TAMPA — Eating lunch at school could cost Hillsborough students more money next year.
School officials are considering raising the cost of a meal between a quarter and 50 cents. The fees could rise again the following year, before getting pegged to the Consumer Price Index.
Several options to phase in the increases are on the table when the School Board meets on Tuesday. With the cost milk, bread and other staples soaring, school officials saw no alternative. And healthier meals cost more.
"Something's got to give," said Mary Kate Harrison, Hillsborough's general manager of nutrition services. "I don't have the option of not serving milk at every meal."

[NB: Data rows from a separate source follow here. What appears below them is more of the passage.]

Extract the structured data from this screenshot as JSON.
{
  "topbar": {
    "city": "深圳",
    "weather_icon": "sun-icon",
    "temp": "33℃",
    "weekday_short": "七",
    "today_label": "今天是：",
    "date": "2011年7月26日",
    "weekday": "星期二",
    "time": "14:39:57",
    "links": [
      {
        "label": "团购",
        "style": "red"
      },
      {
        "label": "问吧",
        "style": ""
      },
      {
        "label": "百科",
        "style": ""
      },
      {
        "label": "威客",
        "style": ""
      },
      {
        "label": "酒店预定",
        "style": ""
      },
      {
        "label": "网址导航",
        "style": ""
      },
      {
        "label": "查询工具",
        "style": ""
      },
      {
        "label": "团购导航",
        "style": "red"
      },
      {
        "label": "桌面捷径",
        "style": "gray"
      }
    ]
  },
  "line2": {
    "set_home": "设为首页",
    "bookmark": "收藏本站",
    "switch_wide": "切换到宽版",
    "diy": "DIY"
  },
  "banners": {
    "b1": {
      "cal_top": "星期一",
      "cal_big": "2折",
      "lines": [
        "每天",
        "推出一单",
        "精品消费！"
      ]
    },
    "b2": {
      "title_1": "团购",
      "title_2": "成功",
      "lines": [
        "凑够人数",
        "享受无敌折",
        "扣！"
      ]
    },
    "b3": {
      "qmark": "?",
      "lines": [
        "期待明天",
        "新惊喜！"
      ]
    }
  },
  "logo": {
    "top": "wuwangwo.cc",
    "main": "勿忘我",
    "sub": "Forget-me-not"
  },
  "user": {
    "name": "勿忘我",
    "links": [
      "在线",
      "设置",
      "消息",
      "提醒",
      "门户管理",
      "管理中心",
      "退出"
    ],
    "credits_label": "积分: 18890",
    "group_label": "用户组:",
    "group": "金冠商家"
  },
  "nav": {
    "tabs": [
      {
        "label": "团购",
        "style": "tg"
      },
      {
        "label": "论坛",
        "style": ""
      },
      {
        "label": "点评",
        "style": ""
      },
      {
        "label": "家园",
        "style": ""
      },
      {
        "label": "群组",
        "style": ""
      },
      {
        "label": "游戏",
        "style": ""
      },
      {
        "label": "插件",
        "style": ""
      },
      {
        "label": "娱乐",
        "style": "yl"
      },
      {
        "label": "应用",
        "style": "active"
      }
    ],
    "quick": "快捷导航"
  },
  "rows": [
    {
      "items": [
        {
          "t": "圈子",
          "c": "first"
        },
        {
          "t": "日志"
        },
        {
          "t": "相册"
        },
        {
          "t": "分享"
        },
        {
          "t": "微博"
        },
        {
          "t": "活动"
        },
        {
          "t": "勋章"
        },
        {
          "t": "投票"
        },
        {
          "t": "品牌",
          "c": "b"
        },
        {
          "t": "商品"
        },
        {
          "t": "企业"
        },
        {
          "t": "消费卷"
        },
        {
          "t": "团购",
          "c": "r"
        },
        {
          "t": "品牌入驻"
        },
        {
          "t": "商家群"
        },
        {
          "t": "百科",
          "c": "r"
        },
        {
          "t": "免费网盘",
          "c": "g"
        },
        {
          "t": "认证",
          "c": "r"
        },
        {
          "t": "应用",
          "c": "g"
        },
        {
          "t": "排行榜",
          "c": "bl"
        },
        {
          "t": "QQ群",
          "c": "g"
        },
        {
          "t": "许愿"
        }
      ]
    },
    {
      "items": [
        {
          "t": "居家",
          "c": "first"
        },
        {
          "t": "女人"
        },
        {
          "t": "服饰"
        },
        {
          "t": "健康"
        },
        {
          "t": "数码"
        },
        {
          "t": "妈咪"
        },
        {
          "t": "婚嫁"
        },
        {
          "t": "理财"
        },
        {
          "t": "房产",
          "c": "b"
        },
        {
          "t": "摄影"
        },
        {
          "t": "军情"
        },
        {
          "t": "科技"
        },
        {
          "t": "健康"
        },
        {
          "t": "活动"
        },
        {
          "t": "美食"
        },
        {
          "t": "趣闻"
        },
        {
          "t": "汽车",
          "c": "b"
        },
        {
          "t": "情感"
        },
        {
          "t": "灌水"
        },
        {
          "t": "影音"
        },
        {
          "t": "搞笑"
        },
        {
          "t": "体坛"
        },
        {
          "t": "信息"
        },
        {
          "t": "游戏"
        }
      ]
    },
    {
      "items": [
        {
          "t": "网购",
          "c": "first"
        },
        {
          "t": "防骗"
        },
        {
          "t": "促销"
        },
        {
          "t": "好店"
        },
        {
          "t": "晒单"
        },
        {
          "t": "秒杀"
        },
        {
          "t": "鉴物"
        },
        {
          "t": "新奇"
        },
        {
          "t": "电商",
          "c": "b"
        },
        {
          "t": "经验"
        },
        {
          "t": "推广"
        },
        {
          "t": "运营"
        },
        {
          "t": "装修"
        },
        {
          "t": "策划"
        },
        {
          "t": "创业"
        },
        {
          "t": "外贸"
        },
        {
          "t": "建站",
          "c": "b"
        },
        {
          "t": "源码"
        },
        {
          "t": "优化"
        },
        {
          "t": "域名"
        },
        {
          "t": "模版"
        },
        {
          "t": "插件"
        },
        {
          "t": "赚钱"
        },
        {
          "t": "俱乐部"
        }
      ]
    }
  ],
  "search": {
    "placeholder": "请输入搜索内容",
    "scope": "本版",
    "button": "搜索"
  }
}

The proposal comes in the face of a bleak financial outlook. Board members learned Wednesday that state funding cuts and rising expenses have created a $64-million gap in their annual budget.
They are looking at everything from bumping up thermostats to slashing administrative budgets, with the prospect of more state cuts on the horizon. District officials are trying to spare the classroom, but say schools inevitably will feel a pinch.

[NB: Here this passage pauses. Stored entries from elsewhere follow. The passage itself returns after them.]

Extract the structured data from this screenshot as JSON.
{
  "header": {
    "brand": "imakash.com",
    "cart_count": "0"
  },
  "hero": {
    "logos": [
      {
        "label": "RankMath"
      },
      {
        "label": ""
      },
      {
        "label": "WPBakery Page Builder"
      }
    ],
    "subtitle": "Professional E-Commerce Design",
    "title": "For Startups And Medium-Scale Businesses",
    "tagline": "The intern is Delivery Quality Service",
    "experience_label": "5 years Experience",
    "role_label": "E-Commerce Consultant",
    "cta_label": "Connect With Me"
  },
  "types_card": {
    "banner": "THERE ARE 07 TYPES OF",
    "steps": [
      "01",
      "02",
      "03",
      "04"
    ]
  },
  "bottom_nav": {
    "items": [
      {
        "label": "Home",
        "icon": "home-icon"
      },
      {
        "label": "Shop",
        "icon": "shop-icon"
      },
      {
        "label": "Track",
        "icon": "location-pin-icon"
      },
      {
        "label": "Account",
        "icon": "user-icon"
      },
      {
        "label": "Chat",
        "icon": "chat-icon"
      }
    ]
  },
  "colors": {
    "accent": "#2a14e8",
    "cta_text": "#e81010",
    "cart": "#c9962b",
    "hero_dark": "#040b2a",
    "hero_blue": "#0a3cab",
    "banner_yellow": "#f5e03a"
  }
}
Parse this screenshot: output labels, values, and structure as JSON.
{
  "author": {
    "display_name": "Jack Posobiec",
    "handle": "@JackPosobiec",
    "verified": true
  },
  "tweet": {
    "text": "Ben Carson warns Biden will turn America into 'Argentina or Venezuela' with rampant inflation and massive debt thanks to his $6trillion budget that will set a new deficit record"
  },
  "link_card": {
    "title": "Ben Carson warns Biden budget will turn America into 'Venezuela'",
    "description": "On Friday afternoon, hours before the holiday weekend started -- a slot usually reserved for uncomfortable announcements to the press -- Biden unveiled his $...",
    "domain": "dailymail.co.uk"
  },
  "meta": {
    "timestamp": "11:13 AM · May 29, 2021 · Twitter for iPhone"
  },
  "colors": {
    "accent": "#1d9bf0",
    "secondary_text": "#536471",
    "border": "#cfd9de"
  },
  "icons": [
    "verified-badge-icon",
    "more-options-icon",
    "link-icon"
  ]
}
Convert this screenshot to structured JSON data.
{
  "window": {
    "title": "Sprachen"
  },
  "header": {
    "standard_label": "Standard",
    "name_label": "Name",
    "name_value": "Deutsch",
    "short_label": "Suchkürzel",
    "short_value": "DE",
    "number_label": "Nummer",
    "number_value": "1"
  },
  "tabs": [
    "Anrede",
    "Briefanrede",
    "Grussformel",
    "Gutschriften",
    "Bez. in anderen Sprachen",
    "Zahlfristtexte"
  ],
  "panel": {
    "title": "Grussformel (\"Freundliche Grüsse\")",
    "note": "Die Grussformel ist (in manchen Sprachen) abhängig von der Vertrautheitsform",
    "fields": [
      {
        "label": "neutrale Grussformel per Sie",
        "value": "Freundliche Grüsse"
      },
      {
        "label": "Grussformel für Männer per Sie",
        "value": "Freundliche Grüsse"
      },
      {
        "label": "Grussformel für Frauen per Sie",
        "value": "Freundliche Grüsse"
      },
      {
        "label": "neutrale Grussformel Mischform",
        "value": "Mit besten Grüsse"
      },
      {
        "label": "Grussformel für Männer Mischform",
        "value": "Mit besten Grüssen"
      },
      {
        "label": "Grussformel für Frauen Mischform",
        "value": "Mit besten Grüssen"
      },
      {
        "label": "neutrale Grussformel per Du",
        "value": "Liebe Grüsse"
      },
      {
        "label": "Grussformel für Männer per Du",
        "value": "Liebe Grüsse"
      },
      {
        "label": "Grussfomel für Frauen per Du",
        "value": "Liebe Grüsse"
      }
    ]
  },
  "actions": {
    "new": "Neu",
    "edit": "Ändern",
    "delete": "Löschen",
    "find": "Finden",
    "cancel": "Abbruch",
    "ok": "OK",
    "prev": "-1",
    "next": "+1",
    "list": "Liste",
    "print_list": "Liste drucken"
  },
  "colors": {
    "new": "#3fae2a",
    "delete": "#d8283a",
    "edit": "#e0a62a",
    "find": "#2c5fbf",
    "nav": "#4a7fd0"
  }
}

Hillsborough, for example, can't do anything about a statewide cut in the reward money for A schools, from $100 to $85 per student. That would add up at a school like Riverview High, which could see $34,000 less in reward money, typically used for teacher bonuses.
The climate is particularly trying for the school lunch program that runs as a self-sufficient business within the district. Cafeterias have cut back the fresh fruit served to twice a week. They still are trying to serve healthier items, such as the trans-fat free biscuit added to the menu even though it costs more.

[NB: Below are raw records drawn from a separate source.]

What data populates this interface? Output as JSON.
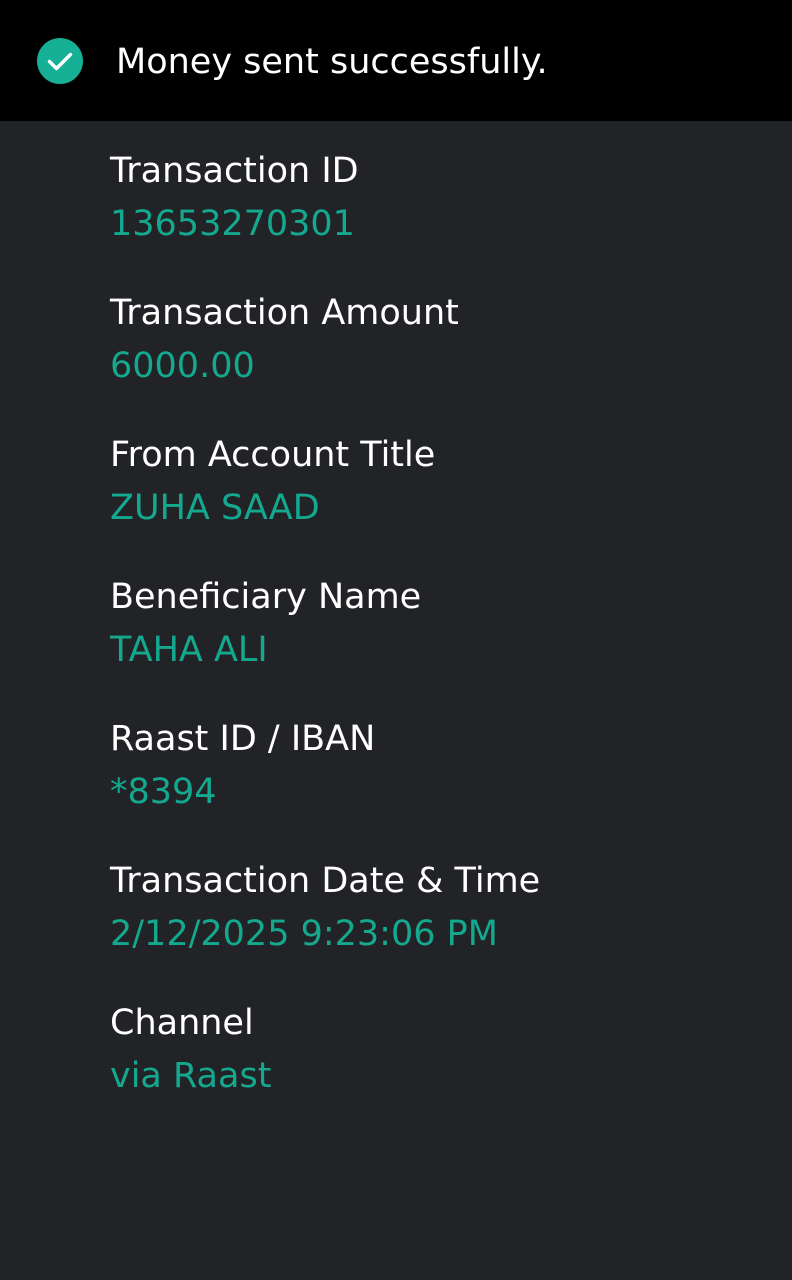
{
  "banner": {
    "icon": "check-circle-icon",
    "icon_color": "#16b096",
    "message": "Money sent successfully."
  },
  "colors": {
    "background": "#222326",
    "banner_background": "#000000",
    "label": "#ffffff",
    "value": "#14a98f"
  },
  "details": [
    {
      "label": "Transaction ID",
      "value": "13653270301"
    },
    {
      "label": "Transaction Amount",
      "value": "6000.00"
    },
    {
      "label": "From Account Title",
      "value": "ZUHA SAAD"
    },
    {
      "label": "Beneficiary Name",
      "value": "TAHA ALI"
    },
    {
      "label": "Raast ID / IBAN",
      "value": "*8394"
    },
    {
      "label": "Transaction Date & Time",
      "value": "2/12/2025 9:23:06 PM"
    },
    {
      "label": "Channel",
      "value": "via Raast"
    }
  ]
}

"We don't want to go backwards," said Harrison, who wants to be able to afford to swap sweet potato wedges for tater tots and to serve more whole wheat products.
She said Hillsborough will continue to offer free breakfasts to all students, a program considered cost-effective. She recognizes that families are strained. This year, Hillsborough saw an increase in the number of students qualifying for federally subsidized lunch.
Other key changes for next school year on the board's agenda include a proposal to revise bell schedules.
Start times for traditional high schools would move to 7:33 a.m. in an effort to create a uniform schedule. Students would be released at 3 p.m.
School officials also propose cracking down on students abusing cell phones. They want them keep them off and out of sight during the school day.
If students break the rules, they would receive one warning before having the cell phone confiscated. Three strikes would result in detention. On the fourth offense, the student would face in-school suspension.